La scène montre en effet une chanson, chantée par un groupe de chanteurs: l’irréalité pourrait d’abord reposer sur la coprésence de signes temporels a priori contradictoires (par exemple, des costumes rappelant les années 50, et le fait que des chanteurs noirs et blancs chantent ensemble). Les mouvements de la caméra révèlent rapidement que la musique, a priori intradiégétique, est en fait extradiégétique – il s’agit d’un playback – et ensuite que l’ensemble ne constitue pas une émission de télévision, mais une scène de film, débouchant sur un plateau de cinéma. Les dispositifs de brouillage se retrouveraient, mais ils sont alors l’inverse de La Maison des feuilles: ils ne placent pas le doute à l’entrée de la diégèse, mais à sa sortie – obligeant alors à une lecture rétrospective: ce serait en revoyant Mulholland Drive que l’on verrait les signes d’onirisme, les contradictions internes, etc. Ce n’est pas là un détail, mais ce qui conditionne la (première) réception de la scène de chanson/tournage, et le film plus largement. S’il est possible de rétablir, rétrospectivement, la chronologie de Mulholland Drive, ce n’est pas le film qui nous est présenté. Ce rétablissement a posteriori ne résout par ailleurs pas toutes les contradictions: d’autres choses restent inexplicables (qui est ce couple âgé et inquiétant ?) et régulièrement surnaturelles, comme l’existence de la Black Lodge dans Twin Peaks, ou la présence du détective Gordon tué Frank Booth en gisant debout dans Blue Velvet (et ce, sans possibilité de voir une autre chronologie permettant de rattraper la contradiction d’un mort debout). S’il est possible d’imaginer une lobotomie, pourtant non appuyée dans le film, c’est en tant que mort qu’il m’intéresse: sa présence est alors impossible, et elle n’est pas montrée – juste interprétée.

La présence de ce mort parmi les vivants reste irritante pour Frank Booth, mais elle n’est pas présentée comme inquiétante: elle est, tout simplement. Et c’est cette existence, à la fois simple et pleine, qui m’intéresse particulièrement dans le cinéma de Lynch.

J’ai en effet l’impression que le cinéma de Lynch ne favorise pas l’interprétation intellectuelle ou ésotérique (Twin Peaks étant un peu à part, par sa co-écriture avec Mark Frost). Ce n’est pas comme rêves ou hallucinations que nous sont présentées les séquences irréalistes de ses films (par un montage sommeil/rêve, très courant, ou par des scènes de réveil), mais d’abord en tant que telles. C’est la dimension réaliste (ou du moins leur côté cru, alors qu’elles ne sont pas crédibles) qui occupe le premier plan: les rêves, le fantastique sont, au moins pour un temps, non réalistes, mais réels. Leur mise à l’écran n’est pas alors médiée par le doute ou l’impossibilité: les voir, y croire est leur conférer une existence tout aussi pleine que le réel, existence qui peut (ou non) ensuite être remise en question.

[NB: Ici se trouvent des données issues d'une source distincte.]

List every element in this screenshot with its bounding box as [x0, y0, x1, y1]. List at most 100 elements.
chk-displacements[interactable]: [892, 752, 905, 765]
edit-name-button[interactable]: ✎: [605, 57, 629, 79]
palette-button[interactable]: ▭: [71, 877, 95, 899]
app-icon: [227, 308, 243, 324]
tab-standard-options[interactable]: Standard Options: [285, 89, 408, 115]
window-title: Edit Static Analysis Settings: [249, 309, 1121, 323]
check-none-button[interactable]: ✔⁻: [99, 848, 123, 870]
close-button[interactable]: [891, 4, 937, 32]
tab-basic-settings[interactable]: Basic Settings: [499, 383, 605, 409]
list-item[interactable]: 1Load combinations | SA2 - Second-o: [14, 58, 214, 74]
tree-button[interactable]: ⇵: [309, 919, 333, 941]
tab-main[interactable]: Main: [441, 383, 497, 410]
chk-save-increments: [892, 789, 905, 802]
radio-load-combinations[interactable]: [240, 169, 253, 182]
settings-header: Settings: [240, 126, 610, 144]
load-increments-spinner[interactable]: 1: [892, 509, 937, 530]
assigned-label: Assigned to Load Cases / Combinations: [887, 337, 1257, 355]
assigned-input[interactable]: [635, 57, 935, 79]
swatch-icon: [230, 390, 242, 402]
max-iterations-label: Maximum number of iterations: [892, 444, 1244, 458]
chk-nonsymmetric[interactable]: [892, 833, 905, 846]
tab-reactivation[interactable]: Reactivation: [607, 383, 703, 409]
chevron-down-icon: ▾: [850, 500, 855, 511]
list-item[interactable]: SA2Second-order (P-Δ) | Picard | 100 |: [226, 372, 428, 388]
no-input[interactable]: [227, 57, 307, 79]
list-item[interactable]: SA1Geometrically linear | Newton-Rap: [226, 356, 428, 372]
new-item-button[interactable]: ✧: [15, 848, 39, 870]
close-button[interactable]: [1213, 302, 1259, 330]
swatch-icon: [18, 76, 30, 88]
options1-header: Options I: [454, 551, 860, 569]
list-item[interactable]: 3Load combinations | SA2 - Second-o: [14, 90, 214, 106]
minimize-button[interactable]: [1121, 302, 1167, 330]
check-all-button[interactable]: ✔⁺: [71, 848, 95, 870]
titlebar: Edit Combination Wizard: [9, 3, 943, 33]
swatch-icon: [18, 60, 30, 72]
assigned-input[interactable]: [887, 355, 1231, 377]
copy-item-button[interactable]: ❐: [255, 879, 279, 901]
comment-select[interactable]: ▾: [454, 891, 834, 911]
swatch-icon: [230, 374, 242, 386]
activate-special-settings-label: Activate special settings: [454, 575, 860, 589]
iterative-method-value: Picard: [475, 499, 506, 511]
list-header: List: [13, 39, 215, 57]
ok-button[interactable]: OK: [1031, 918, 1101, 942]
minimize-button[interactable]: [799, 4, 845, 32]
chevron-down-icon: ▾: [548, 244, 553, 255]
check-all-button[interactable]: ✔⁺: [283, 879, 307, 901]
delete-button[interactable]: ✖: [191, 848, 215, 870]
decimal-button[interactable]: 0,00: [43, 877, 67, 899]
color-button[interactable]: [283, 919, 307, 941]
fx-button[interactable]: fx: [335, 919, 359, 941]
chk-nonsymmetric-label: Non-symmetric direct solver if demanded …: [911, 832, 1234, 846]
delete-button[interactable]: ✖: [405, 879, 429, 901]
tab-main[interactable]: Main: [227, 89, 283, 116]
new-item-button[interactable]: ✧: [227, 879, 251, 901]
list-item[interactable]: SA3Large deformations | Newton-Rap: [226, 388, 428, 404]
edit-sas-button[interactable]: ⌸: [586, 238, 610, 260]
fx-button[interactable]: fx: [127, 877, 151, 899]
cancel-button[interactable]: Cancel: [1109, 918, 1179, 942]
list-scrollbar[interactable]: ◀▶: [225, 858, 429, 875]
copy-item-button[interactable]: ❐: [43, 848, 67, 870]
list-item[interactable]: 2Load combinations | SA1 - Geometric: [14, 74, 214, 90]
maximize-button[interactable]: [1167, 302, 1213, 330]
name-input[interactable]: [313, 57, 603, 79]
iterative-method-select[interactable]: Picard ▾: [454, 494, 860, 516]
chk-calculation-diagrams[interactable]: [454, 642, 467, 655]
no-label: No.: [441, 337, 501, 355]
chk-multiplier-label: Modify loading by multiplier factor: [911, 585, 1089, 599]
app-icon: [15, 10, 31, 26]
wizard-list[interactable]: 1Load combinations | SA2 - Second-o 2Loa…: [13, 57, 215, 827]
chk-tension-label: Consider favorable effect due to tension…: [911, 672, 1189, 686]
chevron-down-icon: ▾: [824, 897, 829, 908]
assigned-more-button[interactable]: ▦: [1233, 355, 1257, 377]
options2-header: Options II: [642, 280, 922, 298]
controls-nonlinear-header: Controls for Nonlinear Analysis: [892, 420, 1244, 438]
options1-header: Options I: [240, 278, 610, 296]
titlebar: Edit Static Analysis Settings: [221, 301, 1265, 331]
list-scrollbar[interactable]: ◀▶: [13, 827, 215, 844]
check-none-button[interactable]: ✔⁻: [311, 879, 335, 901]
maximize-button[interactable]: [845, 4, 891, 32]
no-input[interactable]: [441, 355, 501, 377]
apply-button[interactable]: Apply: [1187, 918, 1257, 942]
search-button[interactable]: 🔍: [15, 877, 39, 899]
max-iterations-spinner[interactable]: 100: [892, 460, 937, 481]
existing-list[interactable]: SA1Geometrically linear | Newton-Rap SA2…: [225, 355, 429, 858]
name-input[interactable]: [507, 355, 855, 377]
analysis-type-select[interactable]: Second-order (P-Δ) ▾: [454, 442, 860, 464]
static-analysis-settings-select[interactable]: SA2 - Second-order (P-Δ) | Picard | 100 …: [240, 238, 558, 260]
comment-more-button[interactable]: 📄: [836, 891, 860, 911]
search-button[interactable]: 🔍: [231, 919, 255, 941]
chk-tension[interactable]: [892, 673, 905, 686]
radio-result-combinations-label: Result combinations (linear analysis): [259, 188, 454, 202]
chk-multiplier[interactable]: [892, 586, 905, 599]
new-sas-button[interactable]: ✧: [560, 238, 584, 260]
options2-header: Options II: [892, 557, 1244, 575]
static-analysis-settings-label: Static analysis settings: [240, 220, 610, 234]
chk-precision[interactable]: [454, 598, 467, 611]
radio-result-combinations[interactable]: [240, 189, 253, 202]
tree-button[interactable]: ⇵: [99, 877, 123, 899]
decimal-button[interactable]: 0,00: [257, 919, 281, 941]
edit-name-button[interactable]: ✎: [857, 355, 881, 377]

Les scènes les plus réalistes, ou qui restent du côté du réel (y en a-t-il un ?) sont elles-mêmes saturées et renforcées, notamment par la saturation des couleurs, le travail de la bande-son (et notamment les effets de réverbération) ou par la co-présence d’époques temporelles différentes, rassemblées par des accessoires, des couleurs, des vêtements faisant signe vers des époques différentes. La possibilité du réel chez Lynch est ainsi elle-même minée par ces jeux de saturation: l’existence en est alors déréalisée, désancrée, mais dans le même temps plus pleine. Trois degrés d’existence de plus, pour le rêve comme pour la réalité, la différence entre les deux ne comptant alors plus vraiment: c’est ainsi que se définit, à mes yeux, le cinéma de David Lynch.